Era lunes y no tocaba, y eso me molestó. Anunciaban la película de las cuatro cuando oí ese papá, soy yo, casi como un susurro. El ascensor se había vuelto a estropear y ella llegaba sin aliento. Poco me importaba si el ascensor funcionaba si nunca salía los lunes. Sólo martes y jueves, y por obligación, voy a casa de mi otra hija y se me hace cuesta arriba tener que soportar una comida llena de gritos y móviles emitiendo cancioncillas estúpidas para que los gemelos no den la lata.
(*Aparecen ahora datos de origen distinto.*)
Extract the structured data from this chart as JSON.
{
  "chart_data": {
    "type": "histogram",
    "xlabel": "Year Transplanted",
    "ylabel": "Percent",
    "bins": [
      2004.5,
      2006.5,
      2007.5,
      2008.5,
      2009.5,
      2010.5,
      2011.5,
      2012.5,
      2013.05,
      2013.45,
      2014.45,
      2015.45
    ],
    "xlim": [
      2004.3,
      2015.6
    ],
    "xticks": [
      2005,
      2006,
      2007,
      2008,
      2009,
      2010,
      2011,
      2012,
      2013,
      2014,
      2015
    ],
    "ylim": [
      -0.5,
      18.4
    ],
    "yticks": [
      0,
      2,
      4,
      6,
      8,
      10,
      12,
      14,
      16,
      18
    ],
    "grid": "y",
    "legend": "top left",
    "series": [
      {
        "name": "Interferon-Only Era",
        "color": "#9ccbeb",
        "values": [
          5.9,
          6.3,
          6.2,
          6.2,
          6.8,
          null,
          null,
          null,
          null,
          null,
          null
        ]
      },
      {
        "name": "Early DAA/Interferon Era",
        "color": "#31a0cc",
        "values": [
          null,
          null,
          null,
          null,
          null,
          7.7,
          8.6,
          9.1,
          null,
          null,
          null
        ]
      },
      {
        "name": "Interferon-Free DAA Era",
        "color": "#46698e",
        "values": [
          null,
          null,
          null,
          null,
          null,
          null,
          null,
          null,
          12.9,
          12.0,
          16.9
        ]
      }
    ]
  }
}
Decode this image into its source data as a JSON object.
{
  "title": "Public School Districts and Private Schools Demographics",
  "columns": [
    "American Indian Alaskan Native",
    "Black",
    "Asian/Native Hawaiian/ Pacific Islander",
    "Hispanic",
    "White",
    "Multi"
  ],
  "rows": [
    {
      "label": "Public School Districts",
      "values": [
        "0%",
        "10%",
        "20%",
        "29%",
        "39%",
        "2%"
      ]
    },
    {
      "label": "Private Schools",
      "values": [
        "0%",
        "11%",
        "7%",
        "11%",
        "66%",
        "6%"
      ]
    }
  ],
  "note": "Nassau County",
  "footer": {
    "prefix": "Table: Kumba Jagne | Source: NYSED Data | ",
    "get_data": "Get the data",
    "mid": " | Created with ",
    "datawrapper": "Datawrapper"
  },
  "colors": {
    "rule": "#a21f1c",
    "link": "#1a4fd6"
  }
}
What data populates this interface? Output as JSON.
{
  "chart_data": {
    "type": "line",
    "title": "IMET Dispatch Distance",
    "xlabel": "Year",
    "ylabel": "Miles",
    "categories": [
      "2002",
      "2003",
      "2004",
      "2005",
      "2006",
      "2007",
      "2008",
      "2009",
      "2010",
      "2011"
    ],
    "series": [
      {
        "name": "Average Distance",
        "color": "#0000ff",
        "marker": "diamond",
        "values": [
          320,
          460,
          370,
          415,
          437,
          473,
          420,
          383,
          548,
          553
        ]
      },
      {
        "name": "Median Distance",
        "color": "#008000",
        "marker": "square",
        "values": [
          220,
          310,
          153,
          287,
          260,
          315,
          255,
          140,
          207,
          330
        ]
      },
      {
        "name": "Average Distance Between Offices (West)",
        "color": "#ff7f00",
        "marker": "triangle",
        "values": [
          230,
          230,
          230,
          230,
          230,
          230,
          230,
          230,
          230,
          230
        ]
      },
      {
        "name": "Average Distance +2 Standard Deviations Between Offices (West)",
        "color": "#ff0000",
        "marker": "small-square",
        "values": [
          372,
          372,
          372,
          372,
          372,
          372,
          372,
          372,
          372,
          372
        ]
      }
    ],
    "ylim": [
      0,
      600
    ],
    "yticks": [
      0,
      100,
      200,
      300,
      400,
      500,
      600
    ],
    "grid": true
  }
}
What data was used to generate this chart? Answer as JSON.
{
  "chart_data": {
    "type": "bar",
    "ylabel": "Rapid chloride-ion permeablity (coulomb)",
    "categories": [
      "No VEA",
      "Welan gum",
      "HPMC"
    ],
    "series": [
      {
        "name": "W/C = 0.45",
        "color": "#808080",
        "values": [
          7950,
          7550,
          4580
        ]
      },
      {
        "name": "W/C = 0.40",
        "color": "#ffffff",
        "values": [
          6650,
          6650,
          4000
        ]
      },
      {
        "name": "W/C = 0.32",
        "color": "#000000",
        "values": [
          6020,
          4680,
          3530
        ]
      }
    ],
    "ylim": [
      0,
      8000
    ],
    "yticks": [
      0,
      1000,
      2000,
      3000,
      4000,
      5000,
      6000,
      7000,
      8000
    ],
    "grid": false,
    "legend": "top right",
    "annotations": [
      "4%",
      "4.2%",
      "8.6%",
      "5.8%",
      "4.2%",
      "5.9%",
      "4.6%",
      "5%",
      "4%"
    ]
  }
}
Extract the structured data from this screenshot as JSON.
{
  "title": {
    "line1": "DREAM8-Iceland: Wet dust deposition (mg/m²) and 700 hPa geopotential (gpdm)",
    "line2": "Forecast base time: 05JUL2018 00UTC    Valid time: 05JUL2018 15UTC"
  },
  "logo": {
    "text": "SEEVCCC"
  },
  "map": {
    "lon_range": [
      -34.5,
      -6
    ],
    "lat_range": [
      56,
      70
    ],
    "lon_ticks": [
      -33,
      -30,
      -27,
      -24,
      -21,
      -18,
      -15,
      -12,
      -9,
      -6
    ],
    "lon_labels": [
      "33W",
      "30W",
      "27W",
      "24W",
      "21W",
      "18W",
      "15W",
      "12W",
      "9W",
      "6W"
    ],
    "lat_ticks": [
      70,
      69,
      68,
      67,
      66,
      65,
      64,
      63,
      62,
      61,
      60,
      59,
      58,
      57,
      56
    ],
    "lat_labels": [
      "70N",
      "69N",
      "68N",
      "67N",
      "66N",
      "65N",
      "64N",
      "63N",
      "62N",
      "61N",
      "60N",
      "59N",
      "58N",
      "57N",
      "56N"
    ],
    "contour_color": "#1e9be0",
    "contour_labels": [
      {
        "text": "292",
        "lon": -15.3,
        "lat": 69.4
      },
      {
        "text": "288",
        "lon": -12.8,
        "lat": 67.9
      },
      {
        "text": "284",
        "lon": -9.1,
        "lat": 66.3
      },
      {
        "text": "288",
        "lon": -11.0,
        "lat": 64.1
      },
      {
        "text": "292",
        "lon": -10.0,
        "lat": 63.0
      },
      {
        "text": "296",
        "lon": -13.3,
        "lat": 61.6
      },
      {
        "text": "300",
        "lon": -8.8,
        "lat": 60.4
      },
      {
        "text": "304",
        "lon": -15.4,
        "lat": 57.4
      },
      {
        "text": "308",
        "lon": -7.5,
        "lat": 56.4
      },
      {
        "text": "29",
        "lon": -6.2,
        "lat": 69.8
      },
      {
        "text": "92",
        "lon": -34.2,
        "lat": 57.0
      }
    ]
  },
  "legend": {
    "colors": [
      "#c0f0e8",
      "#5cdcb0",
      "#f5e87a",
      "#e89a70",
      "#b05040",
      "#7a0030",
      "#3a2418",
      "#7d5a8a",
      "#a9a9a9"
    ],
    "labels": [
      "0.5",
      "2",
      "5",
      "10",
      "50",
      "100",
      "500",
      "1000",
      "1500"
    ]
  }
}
La lata la da también el maldito teléfono de mi hija que nunca para de sonar, y esa dichosa máquina que suele meterse por dentro de la blusa mientras hace el sofrito. Dice que si no se bombea leche luego se le obstruye y puede tener una infección. A mí me entran ganas de reírme y lo hago mientras los gemelos me miran a los ojos y allí no hay más que destellos de lucecitas que se han quedado en danza; proyectiles, deshechos de esos aparatitos viciosos por los cuales se pierden vidas enteras.
Hoy no toca, digo, mientras arroja una bolsa de fruta encima de la mesa. Las manzanas ruedan una tras otra en una inútil carrera hacia el vacío. Nuestras cabezas chocan bajo la mesa. Veo un rostro que empieza a envejecer tras unas suaves líneas en su mirada de niña. Papá, tienes que salir de casa, sentencia. Ha venido a sermonearme. Si yo en casa estoy divinamente; ¿para qué voy a lanzarme a un mundo que no entiendo? Pues para entenderlo, papá, para entenderlo. No quiero comprender nada, me digo para mí mientras me siento en mi sillón, donde me preparo para una tarde en el oeste. Otra vez con las películas de antes, suelta ella. Pero todavía va a soltar más, mucho más. Al padre de no sé quién le acaban de diagnosticar algo malo. Vivía solo y no se habían dado cuenta de que estaba deprimido. Ya veo, ha venido a asustarme. La salud mental es importante, añade, y sin salud mental hay riesgo de perder el norte. Perder el norte significa perder la memoria, pero no lo dice; es tabú entre viejos como yo. Y sigue hablando mientras aparecen los créditos de la película. Un buen día ya no se sabía ni poner los pantalones. Yo los llevo bien puestos, le respondo, mientras subo el volumen del televisor. ¿Ves mi camisa?, limpia y bien abrochada. Hasta me coso los botones. ¿Orientación espacial? Estupenda, cada dos días voy a casa de tu hermana siguiendo una nueva ruta. ¿Mi capacidad de resolución de problemas? Intacta; hago los deberes de matemáticas con tu hijo. ¿La casa? Ordenada, cada cosa en su sitio. Lo heredé de tu madre, que tenía la manía de tener un sitio para cada cosa. ¿Mi memoria? No me deja, ni de día ni de noche. Ojalá pudiera olvidar ciertas cosas.
Bueno papá, ¿y tu soledad? Silencio. Ésta tampoco me abandona.